William’s widow says that we have one instrument that gives a life estate in William and purports to create a remainder in William’s “lawful heirs”. Finally, William’s widow claims that William’s life estate and the heirs’ remainder are in trust, and therefore they are both equitable and of the same quality. Therefore, she argues, the Rule in Shelley’s Case applies. When that rule applies, it makes it such that the remainder is also in the life tenant. The interests merge together, and the person who looks like he had a life estate actually gets a fee simple absolute.
On the other hand, the people who would be William’s heirs claim that they have an interest in this property as well. The court goes through the interests and applies the rule.
Is the court concerned with Effie’s intent? Effie’s intent doesn’t seem to be followed. But that’s the point of the rule!!! These are intent-defeating rules! So if you don’t like it, tough! These rules favoring free marketability are considered so important that they defeat competing policies such as freedom to write your will any way you want.
You could use the word “heirs” to mean different things. Did she “really mean it” when she said “heirs”? Is there something in the will that might lead one to believe that she wasn’t using the word in its usual technical sense?
What kind of estate did the trustee have? What difference does it make? What did the heirs argue? We have to determine if both the life estate and the remainder are of the same quality. That is, are they both equitable or both legal? The heirs say that as soon as William died, the trust terminated and the property went to them as a legal fee simple absolute. They argue that their estate was legal, while William’s estate was legal, and therefore the rule shouldn’t apply. But the court disagrees.

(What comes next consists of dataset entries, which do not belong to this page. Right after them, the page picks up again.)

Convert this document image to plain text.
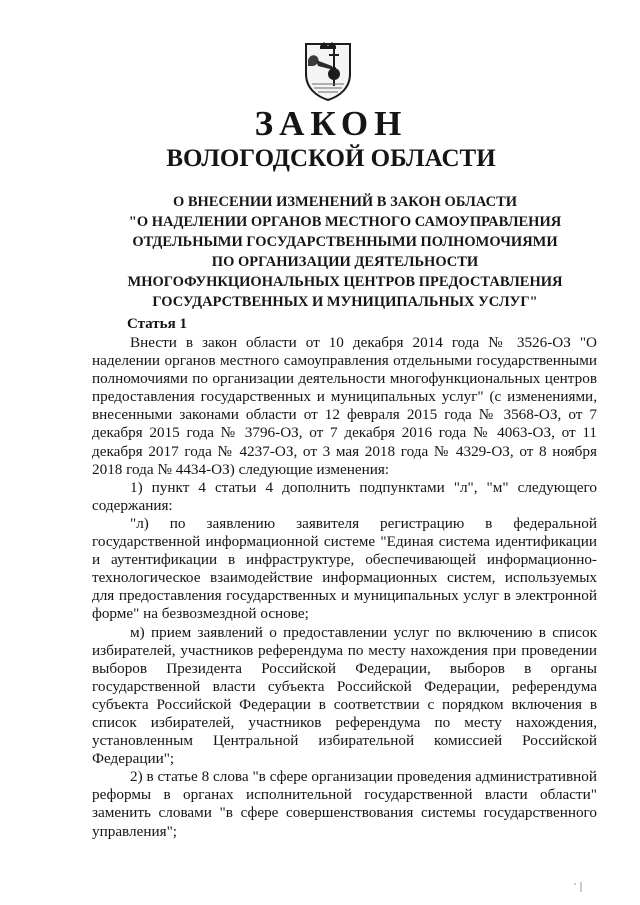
ЗАКОН
ВОЛОГОДСКОЙ ОБЛАСТИ
О ВНЕСЕНИИ ИЗМЕНЕНИЙ В ЗАКОН ОБЛАСТИ
"О НАДЕЛЕНИИ ОРГАНОВ МЕСТНОГО САМОУПРАВЛЕНИЯ
ОТДЕЛЬНЫМИ ГОСУДАРСТВЕННЫМИ ПОЛНОМОЧИЯМИ
ПО ОРГАНИЗАЦИИ ДЕЯТЕЛЬНОСТИ
МНОГОФУНКЦИОНАЛЬНЫХ ЦЕНТРОВ ПРЕДОСТАВЛЕНИЯ
ГОСУДАРСТВЕННЫХ И МУНИЦИПАЛЬНЫХ УСЛУГ"
Статья 1

Внести в закон области от 10 декабря 2014 года № 3526-ОЗ "О наделении органов местного самоуправления отдельными государственными полномочиями по организации деятельности многофункциональных центров предоставления государственных и муниципальных услуг" (с изменениями, внесенными законами области от 12 февраля 2015 года № 3568-ОЗ, от 7 декабря 2015 года № 3796-ОЗ, от 7 декабря 2016 года № 4063-ОЗ, от 11 декабря 2017 года № 4237-ОЗ, от 3 мая 2018 года № 4329-ОЗ, от 8 ноября 2018 года № 4434-ОЗ) следующие изменения:

1) пункт 4 статьи 4 дополнить подпунктами "л", "м" следующего содержания:

"л) по заявлению заявителя регистрацию в федеральной государственной информационной системе "Единая система идентификации и аутентификации в инфраструктуре, обеспечивающей информационно-технологическое взаимодействие информационных систем, используемых для предоставления государственных и муниципальных услуг в электронной форме" на безвозмездной основе;

м) прием заявлений о предоставлении услуг по включению в список избирателей, участников референдума по месту нахождения при проведении выборов Президента Российской Федерации, выборов в органы государственной власти субъекта Российской Федерации, референдума субъекта Российской Федерации в соответствии с порядком включения в список избирателей, участников референдума по месту нахождения, установленным Центральной избирательной комиссией Российской Федерации";

2) в статье 8 слова "в сфере организации проведения административной реформы в органах исполнительной государственной власти области" заменить словами "в сфере совершенствования системы государственного управления";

The court says that the trustee has the legal fee simple absolute. Therefore, all the other interests must be equitable. The court also says that you don’t look at this after William dies. Instead, you look at the interests that are created at the time the interest is created. At the time that Effie died, it is clear that the interests in William and the heirs are both equitable. That is the relevant time to look. Don’t look after William dies.